Lightweight implementation of Google's Protocol Buffers in Python.
In benchmarks, the protolite encoder ran twice as fast as
Google's. Using Python's timeit
module, the same data for both APIs was
encoded and decoded 10000 times. The lowest time of three attempts was
picked for each:
protobuf: 3.6064529418945312 seconds protolite: 1.7224960327148438 seconds
If we take the ratio of these two times we see that protolite was about two times faster than its counterpart.
Similarly, using Pypy we get about twice the speed:
protobuf: 0.807873010635376 seconds protolite: 0.4414529800415039 seconds
The benchmark
directory in the github repository contains the files
needed to re-run the tests . In addition, you will need the protobuf
Python library.
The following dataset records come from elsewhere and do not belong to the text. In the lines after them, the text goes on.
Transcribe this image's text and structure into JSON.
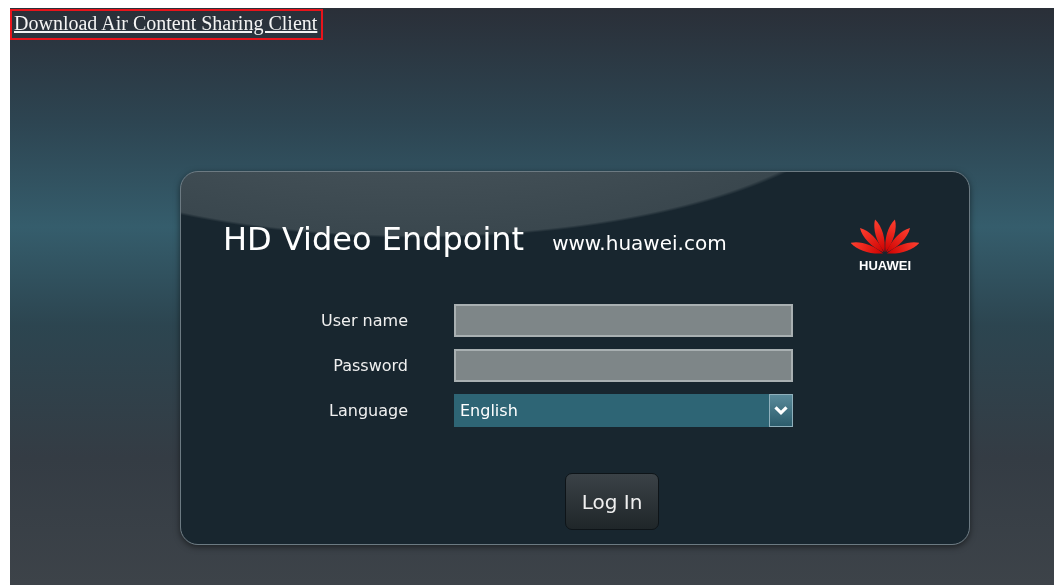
{
  "top_link": {
    "label": "Download Air Content Sharing Client",
    "highlighted": true
  },
  "login_card": {
    "title": "HD Video Endpoint",
    "website": "www.huawei.com",
    "logo_text": "HUAWEI",
    "fields": [
      {
        "kind": "text",
        "label": "User name"
      },
      {
        "kind": "password",
        "label": "Password"
      },
      {
        "kind": "select",
        "label": "Language",
        "value": "English"
      }
    ],
    "button": "Log In"
  }
}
Try it on your platform, but, keep your machine as quite
as possible so as to not skew the results:
PYTHONPATH=$PYTHONPATH:$(pwd) python benchmark/benchmark.py
Pass the --pypy flag if you want to use Pypy in order to warm up the Pypy JIT compiler and get a more accurate result:
PYTHONPATH=$PYTHONPATH:$(pwd) pypy benchmark/benchmark.py --pypy
You can also make changes to the benchmark/messages.proto
file to create
your own tests. You'll need to re-compile the messages.py
and
messages_pb2.py
files in the benchmark
directory afterwards by running
the make
command inside the same directory. Of course, you will need protoc
to compile Google's version.
Protocol Buffers (protobuf) is a data interchange format created by Google. protolite is a rewrite of its encoder and file generator specifically created and optimized for Python. The encoder is optimized for speed taking the language's properties in mind. The generator aims to provide ease-of-use and compatibility with the language. For example, messages are implemented using only dicts. Familiarity with protobuf is required in order to use protolite effectively.
You can download and install protolite from pypi with pip:
pip install python-protolite
Alternatively, you can clone the repository containing the source code from github and install protolite via setuptools:
git clone https://github.com/thelinuxkid/python-protolite.git cd python-protolite python setup.py install
protolite comes with a utility that generates Python files structured
for efficiency and readbility. After the installation you will have an
executable file called python-protolitec
. Its most simple usage
takes two positional arguments. The first is a list of the protobuf
definition files and the second a directory where to write the Python
version of those files:
python-protolitec proto/*.proto python
The output files will retain the same file name as the source; only the
extension will be changed. For example, the file proto/messages.proto
will produce the file python/messages.py
. You can use the --help
flag to view the other options offered by python-protolitec
.
Let's say you have a protobuf file called messages.proto
containing:
message User { optional uint32 userID = 1; enum UserType { STANDARD = 0; ADMIN = 1; } optional UserType type = 2; }
python-protolite
will create a Python module messages
with a user
object which has a decode
and an encode
method. To encode a
message you would do something like:
import messages msg_enc = {'user_id': 123, 'type': messages.user_type.STANDARD} data = messages.user.encode(msg_enc)
As you can see, python-protolite
changes camel-case variable names to
underscore. On the other end, to decode the message you would do
something similar:
import messages msg_dec = messages.user.decode(data)
The variable msg_dec will be equal to msg_enc.
The message objects also contain a pretty print method. Calling
message.user.pprint(msg_enc)
would produce:
{ "type": "STANDARD", "user_id": 123 }
You can pass the keyword argument stream
to pprint
to write to
a stream different than sys.stdout.
If you download the source code from github you will see a
grammar
directory at the root level. This directory contains all
the files used to create the parser and lexer in protolite.parser
,
the module used by python-protolitec
to parse the protobuf
definition files. If you are familiar with Antlr you can edit the
proto_lexer.g
and proto_parser.g
files in this directory to create a
new Python parser and/or lexer using the Antlr jar in the same directory:
cd grammar java -jar antlr-3.1.3.jar -fo . proto_lexer.g java -jar antlr-3.1.3.jar -fo . proto_parser.g
This will create four files: proto_lexer.py
,
proto_lexer.tokens
, proto_parser.py
and
proto_parser.tokens
. You can leave the *.tokens files where they
are but move the *.py files to protolite/parser to use your new parser
with python-protolitec
. If you want to use a different version of
Antlr do so at your own risk. You will likely need the new Antlr
version to match the Python runtime version in setup.py.